Personal information
- Nickname: Lari
- Born: 16 November 2004 Guaraciaba, Santa Catarina, Brazil
- Years active: 2022–present

Sport
- Sport: Paralympic swimming
- Disability class: S3, SM3

Medal record
Women's paralympic swimming
Representing Brazil
World Championships
| Bronze medal – third place | 2022 Madeira | 200 m freestyle S3 |
| Bronze medal – third place | 2022 Madeira | 150 m ind. medley SM3 |

= Larissa Rodrigues =

Brazilian Paralympic swimmer (born 2004)

Larissa Rodrigues (born 16 November 2004) is a Brazilian Paralympic swimmer.

== Early life ==
Rodrigues was born with a congenital malformation of her arms and legs, leaving them small.
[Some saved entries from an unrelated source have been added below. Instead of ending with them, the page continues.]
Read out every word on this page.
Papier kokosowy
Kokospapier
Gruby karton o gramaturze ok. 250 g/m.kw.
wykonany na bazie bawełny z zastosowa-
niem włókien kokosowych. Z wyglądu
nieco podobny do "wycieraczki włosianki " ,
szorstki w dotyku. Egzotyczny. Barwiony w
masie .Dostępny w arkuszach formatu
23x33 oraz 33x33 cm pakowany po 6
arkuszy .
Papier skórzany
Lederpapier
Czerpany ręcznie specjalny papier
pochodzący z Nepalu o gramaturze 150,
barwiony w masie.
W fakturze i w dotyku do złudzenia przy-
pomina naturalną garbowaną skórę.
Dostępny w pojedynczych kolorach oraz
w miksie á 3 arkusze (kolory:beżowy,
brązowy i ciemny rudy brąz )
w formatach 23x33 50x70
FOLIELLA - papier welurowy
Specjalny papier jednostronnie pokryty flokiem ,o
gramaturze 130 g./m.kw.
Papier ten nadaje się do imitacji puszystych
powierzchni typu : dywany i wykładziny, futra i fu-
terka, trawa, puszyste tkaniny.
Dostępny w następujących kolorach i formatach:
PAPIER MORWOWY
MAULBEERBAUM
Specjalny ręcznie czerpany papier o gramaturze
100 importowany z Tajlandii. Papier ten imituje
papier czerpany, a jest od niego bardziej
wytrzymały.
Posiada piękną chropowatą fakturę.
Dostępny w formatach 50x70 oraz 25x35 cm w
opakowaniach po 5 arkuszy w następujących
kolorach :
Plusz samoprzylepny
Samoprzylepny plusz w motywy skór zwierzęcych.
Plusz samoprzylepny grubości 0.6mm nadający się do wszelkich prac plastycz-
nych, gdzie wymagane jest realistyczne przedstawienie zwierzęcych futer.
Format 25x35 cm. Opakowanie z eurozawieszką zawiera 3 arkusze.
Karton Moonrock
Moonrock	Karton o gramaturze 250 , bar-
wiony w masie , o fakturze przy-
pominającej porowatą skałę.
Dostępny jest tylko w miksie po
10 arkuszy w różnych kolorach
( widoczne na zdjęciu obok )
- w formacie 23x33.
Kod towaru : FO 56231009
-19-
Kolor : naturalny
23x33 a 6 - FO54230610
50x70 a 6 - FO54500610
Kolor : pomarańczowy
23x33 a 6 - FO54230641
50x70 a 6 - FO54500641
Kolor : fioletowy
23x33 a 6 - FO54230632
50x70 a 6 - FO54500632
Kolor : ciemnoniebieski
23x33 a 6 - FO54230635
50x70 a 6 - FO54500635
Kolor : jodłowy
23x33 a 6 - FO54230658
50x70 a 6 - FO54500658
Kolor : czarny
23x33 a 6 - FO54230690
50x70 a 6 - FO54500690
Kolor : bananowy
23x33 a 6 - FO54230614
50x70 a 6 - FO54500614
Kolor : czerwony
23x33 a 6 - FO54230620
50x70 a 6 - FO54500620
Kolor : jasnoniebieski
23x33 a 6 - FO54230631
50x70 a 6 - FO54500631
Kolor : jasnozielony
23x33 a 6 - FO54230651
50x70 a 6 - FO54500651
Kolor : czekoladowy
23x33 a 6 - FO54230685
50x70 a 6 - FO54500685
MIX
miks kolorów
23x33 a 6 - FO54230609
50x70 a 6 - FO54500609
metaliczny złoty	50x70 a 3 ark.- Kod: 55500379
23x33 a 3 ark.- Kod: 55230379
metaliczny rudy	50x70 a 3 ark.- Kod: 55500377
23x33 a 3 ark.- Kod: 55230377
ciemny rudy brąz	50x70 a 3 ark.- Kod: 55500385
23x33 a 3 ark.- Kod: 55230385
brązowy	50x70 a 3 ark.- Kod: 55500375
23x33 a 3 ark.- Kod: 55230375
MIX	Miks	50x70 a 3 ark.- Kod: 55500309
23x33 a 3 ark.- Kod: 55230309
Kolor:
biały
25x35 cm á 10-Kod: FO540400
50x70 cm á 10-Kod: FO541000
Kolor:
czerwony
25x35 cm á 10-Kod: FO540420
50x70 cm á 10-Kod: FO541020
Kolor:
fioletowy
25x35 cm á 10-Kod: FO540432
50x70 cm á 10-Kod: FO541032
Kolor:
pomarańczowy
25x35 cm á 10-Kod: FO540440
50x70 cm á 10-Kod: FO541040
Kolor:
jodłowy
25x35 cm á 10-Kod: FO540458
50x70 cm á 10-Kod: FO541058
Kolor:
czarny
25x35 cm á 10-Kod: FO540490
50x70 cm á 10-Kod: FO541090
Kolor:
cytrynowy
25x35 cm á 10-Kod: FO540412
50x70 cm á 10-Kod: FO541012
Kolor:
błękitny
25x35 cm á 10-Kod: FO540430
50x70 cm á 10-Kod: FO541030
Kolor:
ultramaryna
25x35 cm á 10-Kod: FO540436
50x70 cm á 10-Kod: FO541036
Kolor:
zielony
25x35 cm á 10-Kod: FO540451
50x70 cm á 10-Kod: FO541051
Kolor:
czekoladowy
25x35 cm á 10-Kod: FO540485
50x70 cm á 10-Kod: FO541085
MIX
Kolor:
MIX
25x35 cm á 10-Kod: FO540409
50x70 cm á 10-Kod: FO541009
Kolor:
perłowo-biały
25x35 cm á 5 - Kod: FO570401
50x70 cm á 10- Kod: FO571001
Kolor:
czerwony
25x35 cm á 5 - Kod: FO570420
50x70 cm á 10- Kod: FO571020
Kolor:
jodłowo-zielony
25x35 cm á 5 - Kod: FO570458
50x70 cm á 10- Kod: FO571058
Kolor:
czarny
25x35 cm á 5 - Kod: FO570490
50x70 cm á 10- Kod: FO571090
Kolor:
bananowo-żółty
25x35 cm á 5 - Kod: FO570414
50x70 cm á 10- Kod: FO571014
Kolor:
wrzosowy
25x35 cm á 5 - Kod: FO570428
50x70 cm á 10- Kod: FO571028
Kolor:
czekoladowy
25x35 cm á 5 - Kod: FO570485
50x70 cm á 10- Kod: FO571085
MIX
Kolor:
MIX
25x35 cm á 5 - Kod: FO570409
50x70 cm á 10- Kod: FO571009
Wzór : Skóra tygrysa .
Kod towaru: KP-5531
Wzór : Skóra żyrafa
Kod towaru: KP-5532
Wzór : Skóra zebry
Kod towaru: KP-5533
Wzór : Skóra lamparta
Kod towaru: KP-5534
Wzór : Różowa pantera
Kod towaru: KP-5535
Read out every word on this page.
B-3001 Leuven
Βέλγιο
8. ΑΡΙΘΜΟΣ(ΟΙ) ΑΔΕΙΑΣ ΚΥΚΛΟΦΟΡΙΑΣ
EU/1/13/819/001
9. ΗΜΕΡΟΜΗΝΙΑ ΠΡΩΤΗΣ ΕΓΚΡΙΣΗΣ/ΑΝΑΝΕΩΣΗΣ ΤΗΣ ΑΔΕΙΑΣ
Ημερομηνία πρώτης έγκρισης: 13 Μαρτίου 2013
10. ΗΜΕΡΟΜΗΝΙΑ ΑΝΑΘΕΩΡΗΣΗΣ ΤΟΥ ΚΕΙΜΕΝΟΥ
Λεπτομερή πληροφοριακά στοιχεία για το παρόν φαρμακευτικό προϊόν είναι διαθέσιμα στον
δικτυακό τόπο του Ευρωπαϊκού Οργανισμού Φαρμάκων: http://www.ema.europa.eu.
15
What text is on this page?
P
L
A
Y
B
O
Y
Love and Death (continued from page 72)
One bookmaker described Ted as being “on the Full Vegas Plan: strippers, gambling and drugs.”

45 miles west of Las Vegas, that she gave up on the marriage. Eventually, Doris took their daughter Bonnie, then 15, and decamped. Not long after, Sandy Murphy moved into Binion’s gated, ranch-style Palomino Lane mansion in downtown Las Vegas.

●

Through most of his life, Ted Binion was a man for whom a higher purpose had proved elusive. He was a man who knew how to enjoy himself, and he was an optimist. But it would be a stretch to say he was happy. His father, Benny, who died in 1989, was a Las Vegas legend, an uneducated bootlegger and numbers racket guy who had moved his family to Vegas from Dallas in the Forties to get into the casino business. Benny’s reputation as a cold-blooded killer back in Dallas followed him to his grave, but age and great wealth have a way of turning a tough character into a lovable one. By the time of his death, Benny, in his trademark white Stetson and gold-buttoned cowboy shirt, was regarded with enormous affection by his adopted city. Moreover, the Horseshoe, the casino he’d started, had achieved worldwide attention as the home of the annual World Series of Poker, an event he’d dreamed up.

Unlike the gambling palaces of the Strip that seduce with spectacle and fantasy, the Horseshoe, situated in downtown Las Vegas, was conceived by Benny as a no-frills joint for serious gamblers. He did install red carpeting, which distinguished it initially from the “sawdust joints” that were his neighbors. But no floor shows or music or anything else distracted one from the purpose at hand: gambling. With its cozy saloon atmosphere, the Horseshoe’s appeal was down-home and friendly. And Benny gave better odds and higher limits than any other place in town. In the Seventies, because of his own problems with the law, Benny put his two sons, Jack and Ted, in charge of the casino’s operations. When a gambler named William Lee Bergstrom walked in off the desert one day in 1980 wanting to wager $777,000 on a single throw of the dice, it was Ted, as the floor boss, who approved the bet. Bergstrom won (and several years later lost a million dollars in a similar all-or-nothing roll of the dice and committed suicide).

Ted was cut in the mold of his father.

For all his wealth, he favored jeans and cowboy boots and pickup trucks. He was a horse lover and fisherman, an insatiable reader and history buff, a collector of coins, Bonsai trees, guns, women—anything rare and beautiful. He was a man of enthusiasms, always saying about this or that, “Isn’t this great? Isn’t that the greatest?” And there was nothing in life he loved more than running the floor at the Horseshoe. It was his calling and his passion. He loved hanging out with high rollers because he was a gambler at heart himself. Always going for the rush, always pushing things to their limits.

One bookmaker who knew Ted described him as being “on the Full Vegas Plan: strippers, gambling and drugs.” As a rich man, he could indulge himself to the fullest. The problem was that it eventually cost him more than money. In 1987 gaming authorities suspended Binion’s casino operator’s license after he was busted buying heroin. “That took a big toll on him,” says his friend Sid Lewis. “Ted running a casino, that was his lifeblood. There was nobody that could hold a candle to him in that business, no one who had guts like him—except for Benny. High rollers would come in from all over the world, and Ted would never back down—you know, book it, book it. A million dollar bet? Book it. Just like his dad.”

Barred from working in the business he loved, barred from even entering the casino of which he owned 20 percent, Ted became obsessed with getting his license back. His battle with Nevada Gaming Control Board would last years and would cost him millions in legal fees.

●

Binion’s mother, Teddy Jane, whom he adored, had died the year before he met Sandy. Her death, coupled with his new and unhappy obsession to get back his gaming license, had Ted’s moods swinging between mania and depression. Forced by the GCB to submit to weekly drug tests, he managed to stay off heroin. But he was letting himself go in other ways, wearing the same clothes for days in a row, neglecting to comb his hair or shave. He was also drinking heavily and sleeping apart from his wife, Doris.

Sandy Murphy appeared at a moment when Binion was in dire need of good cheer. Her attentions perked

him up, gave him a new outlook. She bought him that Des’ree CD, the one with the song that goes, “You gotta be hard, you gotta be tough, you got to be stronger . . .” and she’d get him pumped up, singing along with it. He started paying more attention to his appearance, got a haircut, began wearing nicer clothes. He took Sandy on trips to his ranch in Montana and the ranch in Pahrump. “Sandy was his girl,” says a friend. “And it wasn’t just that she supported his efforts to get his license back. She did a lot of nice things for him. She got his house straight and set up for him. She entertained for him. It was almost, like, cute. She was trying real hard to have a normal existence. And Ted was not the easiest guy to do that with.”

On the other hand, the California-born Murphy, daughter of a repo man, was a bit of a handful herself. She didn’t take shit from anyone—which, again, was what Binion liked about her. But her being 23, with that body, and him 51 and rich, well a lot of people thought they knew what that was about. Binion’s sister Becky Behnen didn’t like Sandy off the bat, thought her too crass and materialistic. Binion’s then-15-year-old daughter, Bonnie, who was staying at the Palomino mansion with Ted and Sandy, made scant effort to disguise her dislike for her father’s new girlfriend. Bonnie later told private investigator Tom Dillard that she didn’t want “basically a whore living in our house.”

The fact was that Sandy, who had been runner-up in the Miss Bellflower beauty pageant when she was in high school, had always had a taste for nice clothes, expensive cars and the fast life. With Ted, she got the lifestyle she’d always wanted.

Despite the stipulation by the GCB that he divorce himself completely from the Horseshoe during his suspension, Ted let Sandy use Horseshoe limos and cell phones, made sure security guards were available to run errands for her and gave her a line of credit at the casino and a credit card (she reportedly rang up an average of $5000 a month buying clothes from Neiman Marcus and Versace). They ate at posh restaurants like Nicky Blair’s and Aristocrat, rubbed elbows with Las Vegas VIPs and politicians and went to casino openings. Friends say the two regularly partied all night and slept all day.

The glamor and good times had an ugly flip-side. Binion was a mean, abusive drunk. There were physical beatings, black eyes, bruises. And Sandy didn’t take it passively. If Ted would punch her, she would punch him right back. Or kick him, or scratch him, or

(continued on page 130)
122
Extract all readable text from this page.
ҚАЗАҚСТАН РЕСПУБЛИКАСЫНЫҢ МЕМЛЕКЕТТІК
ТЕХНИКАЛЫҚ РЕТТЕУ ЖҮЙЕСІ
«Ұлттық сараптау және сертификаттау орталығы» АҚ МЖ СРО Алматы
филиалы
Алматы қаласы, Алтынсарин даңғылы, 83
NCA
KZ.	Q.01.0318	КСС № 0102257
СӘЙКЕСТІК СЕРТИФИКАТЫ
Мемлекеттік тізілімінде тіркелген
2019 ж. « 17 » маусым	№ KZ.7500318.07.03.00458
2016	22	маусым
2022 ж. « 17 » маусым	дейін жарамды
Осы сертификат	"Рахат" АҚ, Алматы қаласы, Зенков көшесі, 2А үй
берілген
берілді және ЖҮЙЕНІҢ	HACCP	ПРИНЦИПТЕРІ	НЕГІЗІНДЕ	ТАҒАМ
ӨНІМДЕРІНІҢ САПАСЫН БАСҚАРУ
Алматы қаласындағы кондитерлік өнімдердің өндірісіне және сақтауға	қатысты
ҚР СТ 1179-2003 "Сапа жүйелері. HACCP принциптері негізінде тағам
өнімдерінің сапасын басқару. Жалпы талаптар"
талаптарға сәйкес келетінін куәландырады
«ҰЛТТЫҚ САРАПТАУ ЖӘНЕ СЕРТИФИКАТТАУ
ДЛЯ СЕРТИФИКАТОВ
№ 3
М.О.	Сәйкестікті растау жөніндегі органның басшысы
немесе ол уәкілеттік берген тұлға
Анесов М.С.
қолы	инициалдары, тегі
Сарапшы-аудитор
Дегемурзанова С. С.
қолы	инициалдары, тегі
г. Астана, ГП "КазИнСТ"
At the age of 12, she began swimming to move around in the water. Noticing that she had a high performance, she began competing in the initial swimming categories.

== Career ==
Rodrigues' first success was at the Brazilian Under-20 Paralympic Swimming Championships, where she won three gold medals in five competitions, including the 200m freestyle, 50m breaststroke and 150m medley. She next competed at the 2022 World Para Swimming Championships in Madeira where she won two bronze medals in the 200m freestyle S3 and 150m individual medley SM3 events.